The pararhyme, also called double consonance or sometimes a near rhyme, is a type of poetic convention that can be used to create dissonance in a poem. Though the term and the first use of pararhyme are credited to World War I English poet, Edmund Blunden, many associate this poetic convention with other poets of the 20th century. In particular, fellow WWI poet, Wilfred Owen is much noted for his use of it in his uncompleted poem Strange Meeting. Dylan Thomas and W.H. Auden also used this type of partial rhyme in certain poems.
The basic pararhyme usually has beginning and ending sounds that are the same, while altering the vowel sound of a word. Words that could be used in this manner include the following:
- Night/Naught
Block/Black/Bleak
Laughed/Loft
There are many other examples, and of course you can think of your own. Sometimes words that don’t have a rhyming accompaniment are used in a pararhyme format. So for example the word “silver” could be rhymed with “solver” and there are a few pararhymes for “orange” too, one of those words that simply defies rhyming.

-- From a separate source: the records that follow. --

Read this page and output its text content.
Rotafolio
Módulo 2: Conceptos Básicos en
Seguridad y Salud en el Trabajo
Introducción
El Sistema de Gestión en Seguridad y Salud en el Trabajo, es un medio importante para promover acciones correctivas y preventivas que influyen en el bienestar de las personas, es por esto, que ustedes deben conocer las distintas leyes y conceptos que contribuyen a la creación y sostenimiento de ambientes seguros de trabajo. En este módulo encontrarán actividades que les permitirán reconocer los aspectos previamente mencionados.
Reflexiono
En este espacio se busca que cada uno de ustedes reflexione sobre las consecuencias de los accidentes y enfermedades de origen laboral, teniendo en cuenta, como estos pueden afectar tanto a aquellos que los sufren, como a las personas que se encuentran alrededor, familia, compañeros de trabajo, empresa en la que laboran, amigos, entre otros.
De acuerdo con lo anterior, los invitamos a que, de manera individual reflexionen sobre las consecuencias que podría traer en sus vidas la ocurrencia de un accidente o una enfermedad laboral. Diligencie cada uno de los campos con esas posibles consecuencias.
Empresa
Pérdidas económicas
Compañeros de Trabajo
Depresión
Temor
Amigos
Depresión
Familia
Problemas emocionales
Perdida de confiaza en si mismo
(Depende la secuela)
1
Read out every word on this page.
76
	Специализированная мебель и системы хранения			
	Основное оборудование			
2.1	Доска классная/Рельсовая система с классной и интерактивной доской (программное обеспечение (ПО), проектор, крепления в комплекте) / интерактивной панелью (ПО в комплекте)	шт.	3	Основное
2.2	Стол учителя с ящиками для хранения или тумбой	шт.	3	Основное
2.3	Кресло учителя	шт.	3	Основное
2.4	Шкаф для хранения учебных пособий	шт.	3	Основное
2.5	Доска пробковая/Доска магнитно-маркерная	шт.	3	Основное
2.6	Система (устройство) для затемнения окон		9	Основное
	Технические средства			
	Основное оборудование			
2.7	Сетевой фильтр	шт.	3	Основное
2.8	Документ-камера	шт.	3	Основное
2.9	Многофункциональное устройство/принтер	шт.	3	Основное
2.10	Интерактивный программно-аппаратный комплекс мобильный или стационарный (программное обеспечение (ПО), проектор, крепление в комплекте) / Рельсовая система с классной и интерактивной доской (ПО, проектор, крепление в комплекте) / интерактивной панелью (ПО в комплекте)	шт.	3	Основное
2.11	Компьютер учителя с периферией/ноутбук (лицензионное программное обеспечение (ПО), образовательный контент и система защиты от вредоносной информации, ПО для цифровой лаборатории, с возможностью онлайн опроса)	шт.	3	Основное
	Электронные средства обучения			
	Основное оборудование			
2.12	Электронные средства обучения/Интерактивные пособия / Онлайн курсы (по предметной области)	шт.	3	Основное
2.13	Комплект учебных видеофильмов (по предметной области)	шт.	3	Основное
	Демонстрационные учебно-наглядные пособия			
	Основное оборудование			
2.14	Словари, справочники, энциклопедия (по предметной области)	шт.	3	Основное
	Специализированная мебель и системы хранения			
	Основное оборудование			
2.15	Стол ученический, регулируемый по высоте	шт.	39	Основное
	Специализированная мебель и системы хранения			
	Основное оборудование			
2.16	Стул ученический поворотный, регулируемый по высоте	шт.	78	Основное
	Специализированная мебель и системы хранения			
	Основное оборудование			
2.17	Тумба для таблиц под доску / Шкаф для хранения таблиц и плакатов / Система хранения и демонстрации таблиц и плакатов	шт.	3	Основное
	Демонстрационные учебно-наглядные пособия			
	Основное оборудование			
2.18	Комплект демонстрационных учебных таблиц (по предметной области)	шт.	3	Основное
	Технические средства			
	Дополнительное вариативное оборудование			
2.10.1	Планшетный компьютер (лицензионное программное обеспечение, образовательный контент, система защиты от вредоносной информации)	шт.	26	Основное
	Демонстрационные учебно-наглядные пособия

This poetic technique was particularly effective in the graphic poems of Wilfred Owen, whose work still stands as out as a commentary on the horrors of World War I. Perhaps the most famous pararhyme of all, is hall/hell, used by Wilfred in the following lines from Strange Meeting: “And by his smile I knew that sullen hall, / By his dead smile I knew we stood in Hell.” The lack of rhyming sounds here and the very failure of two similar words to rhyme can provoke a sense of great discomfort and a sense that something is simply not quite right. It is a discordant note that matches well to the disturbing mood of the poem.
A similar technique to the pararhyme is the half rhyme. This is when words sound similar but may differentiate in ending or beginning, in addition to having a different vowel sound. W. B. Yeats used this technique quite often, rhyming words like mouth/truth or come/fame. Owen also made considerable use of the half rhyme, frequently interspersing half rhyme line endings with pararhymes, to give an overall distorted feel to the end of each line.
One of the things illustrated by pararhymes and half rhymes is that poetry should never be thought of as a silent art. Reading poems aloud when they contain these small language differences can make a significant difference in how a poem is felt, interpreted, and sensed. Some pararhymes leap off the page, and others are much more noticeable when a poem is read aloud.